USC Researcher Explores Quantum Computing for Database Optimization
Insider Brief
- USC researcher Ibrahim Sabek has received a $627,250 NSF CAREER Award to develop hybrid classical-quantum approaches for improving database system optimization.
- The five-year project aims to integrate quantum processors into database engines to address complex optimization tasks such as query planning, transaction scheduling, and index selection.
- The research will explore which database optimization problems could benefit from quantum advantages while developing practical tools for database developers.
- The study is based on USC Viterbi research materials and story is taken directly from them.
Modern database systems are struggling to maintain real-time performance as data volumes and workloads continue to grow exponentially.
Without more efficient optimization, the systems responsible for processing massive amounts of data will face significant delays and scalability challenges.
For decades, database systems have relied on rigid, pre-set guidelines programmed by humans, including heuristic-based systems and rule-based approaches that underpin many modern computing systems referred to as “wisdom rules.” Heuristic-based systems rely on predefined, rule-of-thumb logic, such as “if X, then Y” frameworks, to solve problems or make decisions quickly.
These traditional methods are limited when facing the complexity of modern, large-scale data environments. Heuristics follow fixed patterns and tend to settle for locally good but globally suboptimal solutions, creating a bottleneck that prevents more efficient solutions from being discovered.
While recent machine learning approaches have shown promise, they still face significant limitations. They often require large training datasets to perform well, struggle in “cold-start” scenarios with little or no prior data, and need frequent, computationally expensive retraining as workloads change. These challenges make them difficult to rely on for the complex, rapidly evolving optimization problems modern databases face.
The solution to this longstanding challenge in computing may lie in quantum computing.
Unlike classical computers, which process information as bits that are either 0 or 1, quantum computers use quantum bits, or qubits, that can exist in multiple states simultaneously. This allows them to tackle certain complex optimization problems far more efficiently than even the most powerful conventional computers.
USC’s Ibrahim Sabek aims to address database systems’ optimization challenges through a hybrid classical-quantum computing approach in an upcoming research project funded by the National Science Foundation (NSF).

Titled “Toward Quantum-Augmented Database Systems,” the five-year project is supported by a $627,250 NSF CAREER Award and will contribute to USC’s broader quantum computing initiatives, an area in which Sabek is heavily involved.

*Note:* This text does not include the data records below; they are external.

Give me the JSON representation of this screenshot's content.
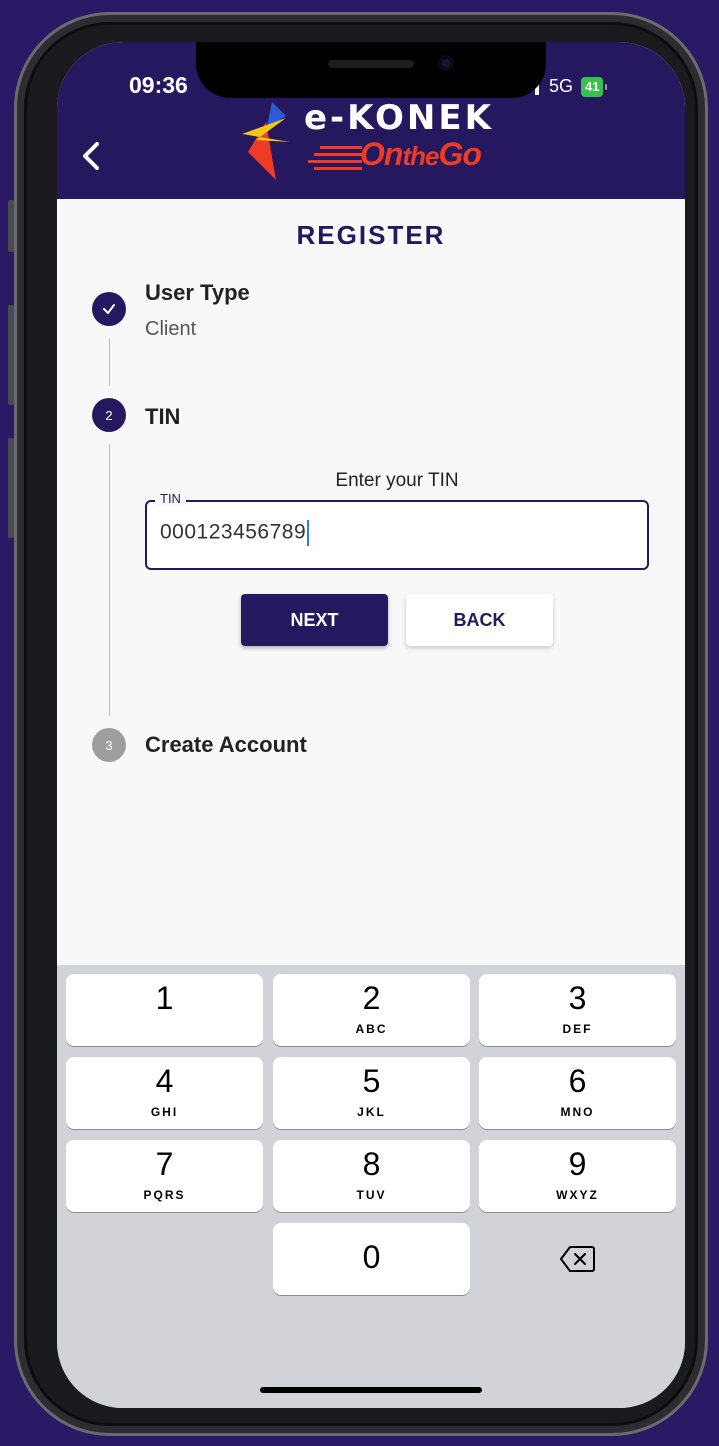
{
  "status_bar": {
    "time": "09:36",
    "network": "5G",
    "battery": "41"
  },
  "header": {
    "logo_title": "e-KONEK",
    "logo_subtitle": "On the Go",
    "accent_color": "#26185f",
    "logo_red": "#ef3b24",
    "logo_yellow": "#f5c518",
    "logo_blue": "#2d5bd6"
  },
  "page": {
    "title": "REGISTER"
  },
  "steps": [
    {
      "number": "✓",
      "title": "User Type",
      "subtitle": "Client",
      "state": "complete"
    },
    {
      "number": "2",
      "title": "TIN",
      "subtitle": "",
      "state": "active"
    },
    {
      "number": "3",
      "title": "Create Account",
      "subtitle": "",
      "state": "pending"
    }
  ],
  "tin_step": {
    "prompt": "Enter your TIN",
    "field_label": "TIN",
    "field_value": "000123456789",
    "next_label": "NEXT",
    "back_label": "BACK"
  },
  "keyboard": {
    "keys": [
      {
        "number": "1",
        "letters": ""
      },
      {
        "number": "2",
        "letters": "ABC"
      },
      {
        "number": "3",
        "letters": "DEF"
      },
      {
        "number": "4",
        "letters": "GHI"
      },
      {
        "number": "5",
        "letters": "JKL"
      },
      {
        "number": "6",
        "letters": "MNO"
      },
      {
        "number": "7",
        "letters": "PQRS"
      },
      {
        "number": "8",
        "letters": "TUV"
      },
      {
        "number": "9",
        "letters": "WXYZ"
      },
      {
        "number": "0",
        "letters": ""
      }
    ],
    "delete_icon": "backspace-icon"
  }
}
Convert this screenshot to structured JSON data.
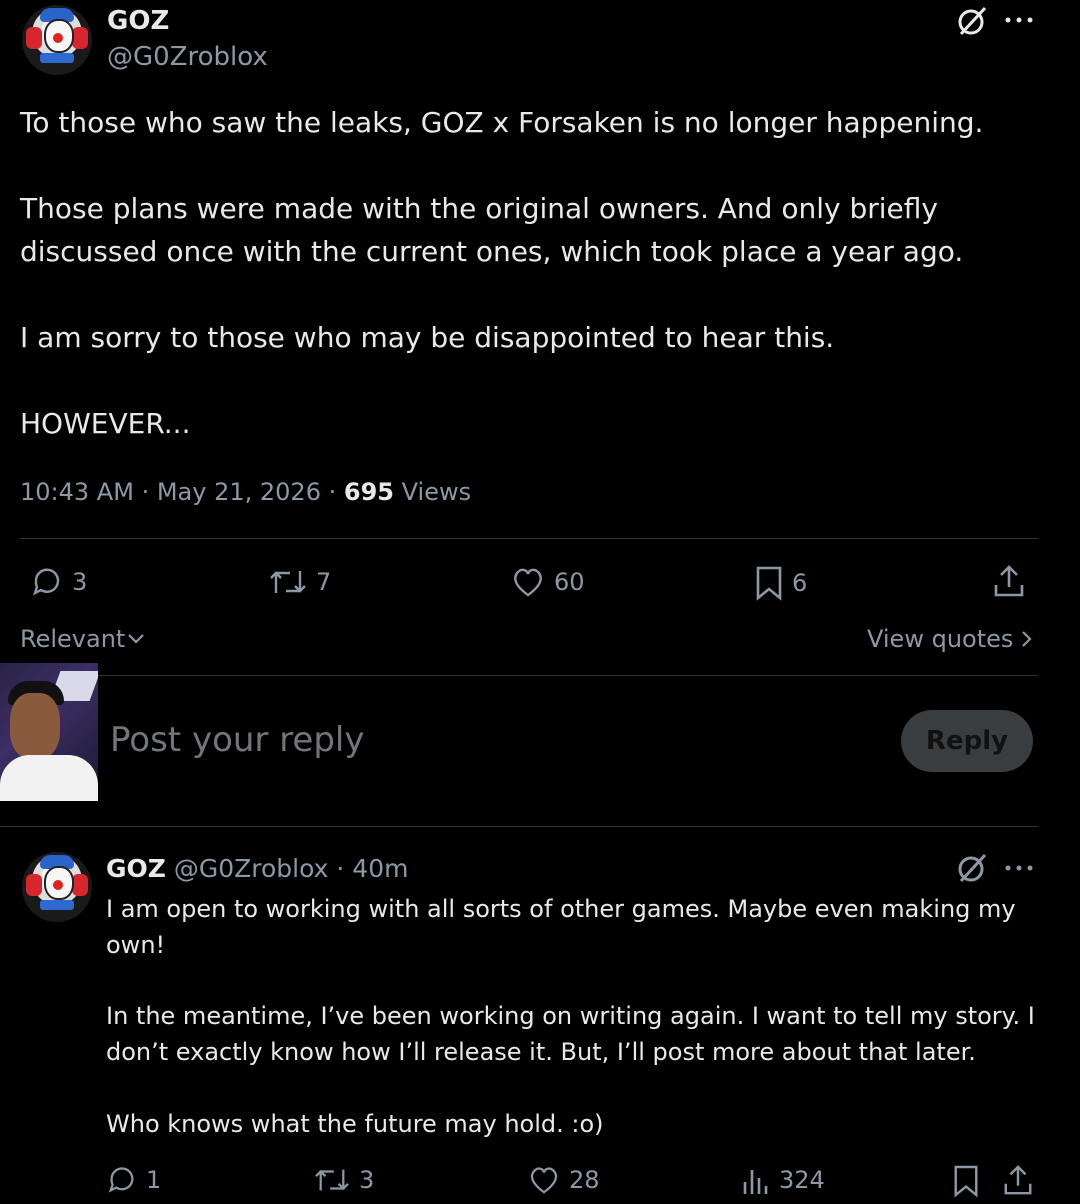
{
  "main_post": {
    "display_name": "GOZ",
    "handle": "@G0Zroblox",
    "paragraphs": [
      "To those who saw the leaks, GOZ x Forsaken is no longer happening.",
      "Those plans were made with the original owners. And only briefly discussed once with the current ones, which took place a year ago.",
      "I am sorry to those who may be disappointed to hear this.",
      "HOWEVER..."
    ],
    "time": "10:43 AM",
    "date": "May 21, 2026",
    "separator": "·",
    "views_count": "695",
    "views_label": "Views",
    "replies": "3",
    "reposts": "7",
    "likes": "60",
    "bookmarks": "6"
  },
  "sort": {
    "label": "Relevant",
    "view_quotes": "View quotes"
  },
  "composer": {
    "placeholder": "Post your reply",
    "reply_button": "Reply"
  },
  "reply": {
    "display_name": "GOZ",
    "handle": "@G0Zroblox",
    "age": "· 40m",
    "paragraphs": [
      "I am open to working with all sorts of other games. Maybe even making my own!",
      "In the meantime, I’ve been working on writing again. I want to tell my story. I don’t exactly know how I’ll release it. But, I’ll post more about that later.",
      "Who knows what the future may hold. :o)"
    ],
    "replies": "1",
    "reposts": "3",
    "likes": "28",
    "views": "324"
  },
  "icons": {
    "grok": "grok-icon",
    "more": "more-icon",
    "reply": "reply-icon",
    "repost": "repost-icon",
    "like": "heart-icon",
    "bookmark": "bookmark-icon",
    "share": "share-icon",
    "views": "views-icon",
    "chevron": "chevron-icon"
  }
}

As leader of the Next-generation Data-Intensive Systems Group (NexDIG) at USC, Sabek’s research explores the intersection of database systems and emerging quantum technologies. He is an assistant professor of computer science in the USC Viterbi School of Engineering’s Thomas Lord Department of Computer Science and the USC Mark and Mary Stevens School of Computing and AI, with a joint appointment in the USC Dornsife College of Letters, Arts and Sciences‘ Spatial Sciences Institute.

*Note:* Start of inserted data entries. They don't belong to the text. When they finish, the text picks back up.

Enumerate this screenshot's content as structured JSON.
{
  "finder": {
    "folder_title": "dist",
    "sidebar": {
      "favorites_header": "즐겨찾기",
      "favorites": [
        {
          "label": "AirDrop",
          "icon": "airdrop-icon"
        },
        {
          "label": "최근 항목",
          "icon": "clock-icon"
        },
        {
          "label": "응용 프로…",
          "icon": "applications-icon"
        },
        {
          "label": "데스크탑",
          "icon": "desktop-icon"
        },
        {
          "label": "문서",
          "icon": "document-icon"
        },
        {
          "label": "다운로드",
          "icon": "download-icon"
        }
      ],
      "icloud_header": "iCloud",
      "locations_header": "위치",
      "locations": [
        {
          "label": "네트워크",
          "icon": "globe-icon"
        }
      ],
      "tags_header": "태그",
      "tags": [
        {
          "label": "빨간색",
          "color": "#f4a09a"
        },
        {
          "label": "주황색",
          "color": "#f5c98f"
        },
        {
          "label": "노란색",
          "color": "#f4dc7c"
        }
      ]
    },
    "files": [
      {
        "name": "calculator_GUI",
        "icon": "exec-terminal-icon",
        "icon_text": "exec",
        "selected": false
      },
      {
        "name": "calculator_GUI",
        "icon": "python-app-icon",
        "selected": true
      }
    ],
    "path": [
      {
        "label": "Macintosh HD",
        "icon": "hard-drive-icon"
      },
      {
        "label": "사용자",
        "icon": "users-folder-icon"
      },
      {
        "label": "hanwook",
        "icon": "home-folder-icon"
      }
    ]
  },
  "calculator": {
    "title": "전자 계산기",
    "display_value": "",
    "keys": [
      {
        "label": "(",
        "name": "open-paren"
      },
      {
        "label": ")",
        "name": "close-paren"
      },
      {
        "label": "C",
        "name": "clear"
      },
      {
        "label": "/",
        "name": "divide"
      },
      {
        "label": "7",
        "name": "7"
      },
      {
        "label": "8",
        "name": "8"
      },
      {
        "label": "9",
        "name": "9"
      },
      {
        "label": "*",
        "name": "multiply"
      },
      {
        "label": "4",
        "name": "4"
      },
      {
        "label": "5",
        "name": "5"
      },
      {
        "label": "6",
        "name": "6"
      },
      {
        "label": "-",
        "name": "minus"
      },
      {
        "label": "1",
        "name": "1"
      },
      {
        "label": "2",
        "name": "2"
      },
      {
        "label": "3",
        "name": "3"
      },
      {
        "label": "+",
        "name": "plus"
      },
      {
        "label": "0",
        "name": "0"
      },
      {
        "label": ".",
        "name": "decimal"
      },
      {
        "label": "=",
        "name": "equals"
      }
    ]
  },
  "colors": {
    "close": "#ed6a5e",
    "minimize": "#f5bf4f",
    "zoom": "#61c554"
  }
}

Sabek’s proposed solution involves integrating emerging quantum computing technologies directly into database engines to handle complex optimization tasks, such as query planning, transaction scheduling, and index selection.
Because today’s quantum hardware remains limited, his approach is hybrid: Quantum processors tackle the hardest combinatorial subproblems while classical components handle the rest, all coordinated within the database system optimizer.

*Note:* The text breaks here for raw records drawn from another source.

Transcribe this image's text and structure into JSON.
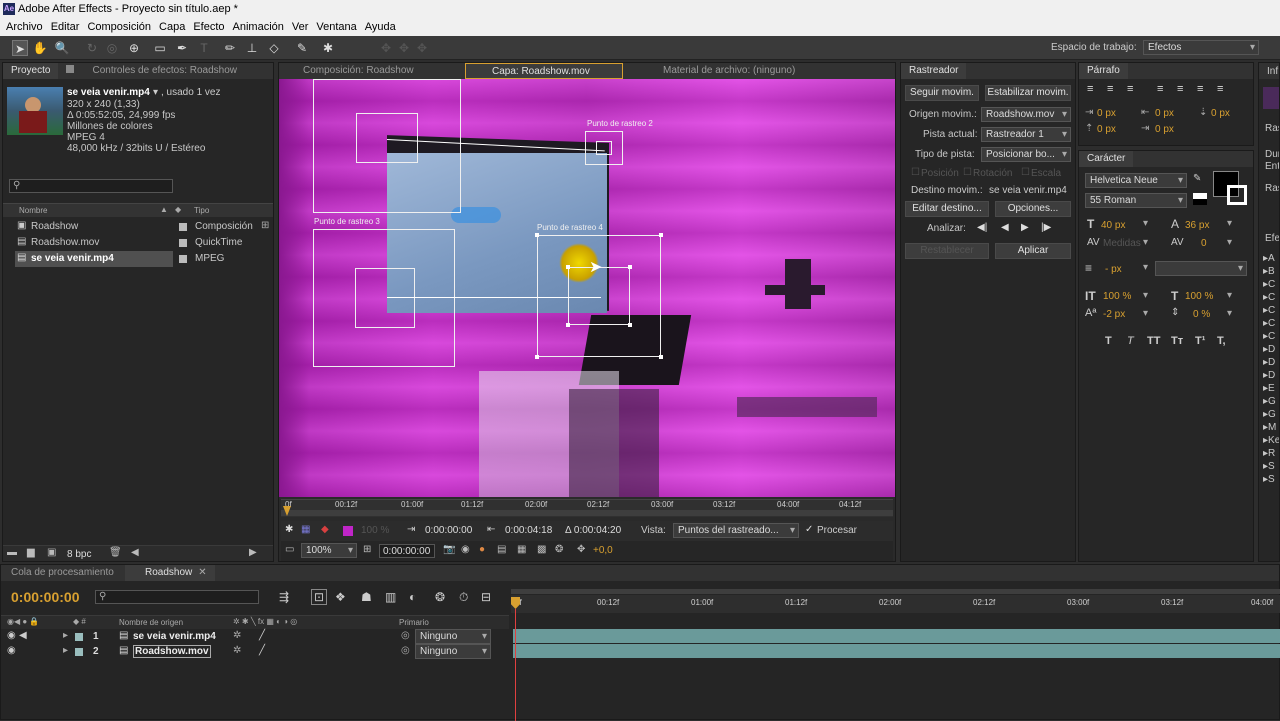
{
  "window": {
    "title": "Adobe After Effects - Proyecto sin título.aep *",
    "app_icon": "Ae"
  },
  "menu": [
    "Archivo",
    "Editar",
    "Composición",
    "Capa",
    "Efecto",
    "Animación",
    "Ver",
    "Ventana",
    "Ayuda"
  ],
  "workspace": {
    "label": "Espacio de trabajo:",
    "value": "Efectos"
  },
  "project_panel": {
    "tabs": [
      "Proyecto",
      "Controles de efectos: Roadshow"
    ],
    "selected_name": "se veia venir.mp4",
    "selected_usage": ", usado 1 vez",
    "info": [
      "320 x 240 (1,33)",
      "Δ 0:05:52:05, 24,999 fps",
      "Millones de colores",
      "MPEG 4",
      "48,000 kHz / 32bits U / Estéreo"
    ],
    "columns": {
      "name": "Nombre",
      "type": "Tipo"
    },
    "items": [
      {
        "name": "Roadshow",
        "type": "Composición",
        "icon": "composition-icon"
      },
      {
        "name": "Roadshow.mov",
        "type": "QuickTime",
        "icon": "footage-icon"
      },
      {
        "name": "se veia venir.mp4",
        "type": "MPEG",
        "icon": "footage-icon"
      }
    ],
    "bpc": "8 bpc"
  },
  "viewer": {
    "tabs": [
      "Composición: Roadshow",
      "Capa: Roadshow.mov",
      "Material de archivo: (ninguno)"
    ],
    "track_points": [
      "Punto de rastreo 2",
      "Punto de rastreo 3",
      "Punto de rastreo 4"
    ],
    "ruler": [
      "0f",
      "00:12f",
      "01:00f",
      "01:12f",
      "02:00f",
      "02:12f",
      "03:00f",
      "03:12f",
      "04:00f",
      "04:12f"
    ],
    "time_in": "0:00:00:00",
    "time_out": "0:00:04:18",
    "duration": "Δ 0:00:04:20",
    "percent": "100 %",
    "view_label": "Vista:",
    "view_value": "Puntos del rastreado...",
    "render_label": "Procesar",
    "zoom": "100%",
    "current_time": "0:00:00:00",
    "offset": "+0,0"
  },
  "tracker": {
    "title": "Rastreador",
    "btn_track": "Seguir movim.",
    "btn_stabilize": "Estabilizar movim.",
    "origin_label": "Origen movim.:",
    "origin_value": "Roadshow.mov",
    "current_label": "Pista actual:",
    "current_value": "Rastreador 1",
    "type_label": "Tipo de pista:",
    "type_value": "Posicionar bo...",
    "opt_position": "Posición",
    "opt_rotation": "Rotación",
    "opt_scale": "Escala",
    "target_label": "Destino movim.:",
    "target_value": "se veia venir.mp4",
    "btn_edit_target": "Editar destino...",
    "btn_options": "Opciones...",
    "analyze_label": "Analizar:",
    "btn_reset": "Restablecer",
    "btn_apply": "Aplicar"
  },
  "paragraph": {
    "title": "Párrafo",
    "values": [
      "0 px",
      "0 px",
      "0 px",
      "0 px",
      "0 px"
    ]
  },
  "character": {
    "title": "Carácter",
    "font": "Helvetica Neue",
    "style": "55 Roman",
    "size": "40 px",
    "leading": "36 px",
    "kerning": "Medidas",
    "tracking": "0",
    "stroke": "- px",
    "v_scale": "100 %",
    "h_scale": "100 %",
    "baseline": "-2 px",
    "tsume": "0 %",
    "styles": [
      "T",
      "T",
      "TT",
      "Tт",
      "T¹",
      "T,"
    ]
  },
  "right_edge": {
    "tabs": [
      "Inf",
      "Ras",
      "Efe"
    ],
    "lines": [
      "Ras",
      "Dur",
      "Entr"
    ],
    "list": [
      "A",
      "B",
      "C",
      "C",
      "C",
      "C",
      "C",
      "D",
      "D",
      "D",
      "E",
      "G",
      "G",
      "M",
      "Ke",
      "R",
      "S",
      "S"
    ]
  },
  "bottom_tabs": [
    "Cola de procesamiento",
    "Roadshow"
  ],
  "timeline": {
    "time": "0:00:00:00",
    "col_source": "Nombre de origen",
    "col_parent": "Primario",
    "ruler": [
      "0f",
      "00:12f",
      "01:00f",
      "01:12f",
      "02:00f",
      "02:12f",
      "03:00f",
      "03:12f",
      "04:00f"
    ],
    "layers": [
      {
        "num": "1",
        "name": "se veia venir.mp4",
        "parent": "Ninguno"
      },
      {
        "num": "2",
        "name": "Roadshow.mov",
        "parent": "Ninguno"
      }
    ]
  },
  "colors": {
    "accent": "#d8a030",
    "magenta": "#c025c8",
    "layer_bar": "#6a9a9a",
    "playhead": "#e04040"
  }
}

He also aims to make these quantum capabilities practical for everyday database developers through high-level tools and reusable pipelines that allow a database system to treat a quantum solver as a built-in accelerator rather than requiring deep quantum expertise.
Through this research, Sabek hopes to move data-intensive systems into a new class of quantum-enhanced technologies capable of meeting growing global data demands with unprecedented speed and efficiency.
With Sabek’s research, database optimization tasks that currently create significant bottlenecks could be sped up dramatically.
Early prototypes from his group have already demonstrated speedups of more than 10 times over a conventional database optimizer on benchmark queries.
A broader goal of the project is to identify which database optimization problems stand to gain a “quantum advantage,” meaning they can be solved faster than with any known classical approach, and develop methods to realize those gains.
Consider a cloud database serving millions of applications worldwide. Every second, the system must decide how to execute thousands of concurrent queries while sharing limited computing resources. A quantum-augmented database could help identify better execution strategies in real time, improving both performance and resource utilization as workloads continue to grow.
This research has the potential to reshape the foundational software that powers global data centers.
Sabek’s work is further supported by access to world-class research infrastructure and equipment. As a leader in quantum computing, USC is home to the Quantum Computing Center, the first U.S.-based installation of the D-Wave Advantage system, and also launched the first IBM Quantum Innovation Center on the West Coast.
His team has access to more than 10 IBM quantum processors and the D-Wave Advantage system, enabling researchers to work with cutting-edge technologies as they seek to move quantum computing from a largely theoretical field into practical systems engineering.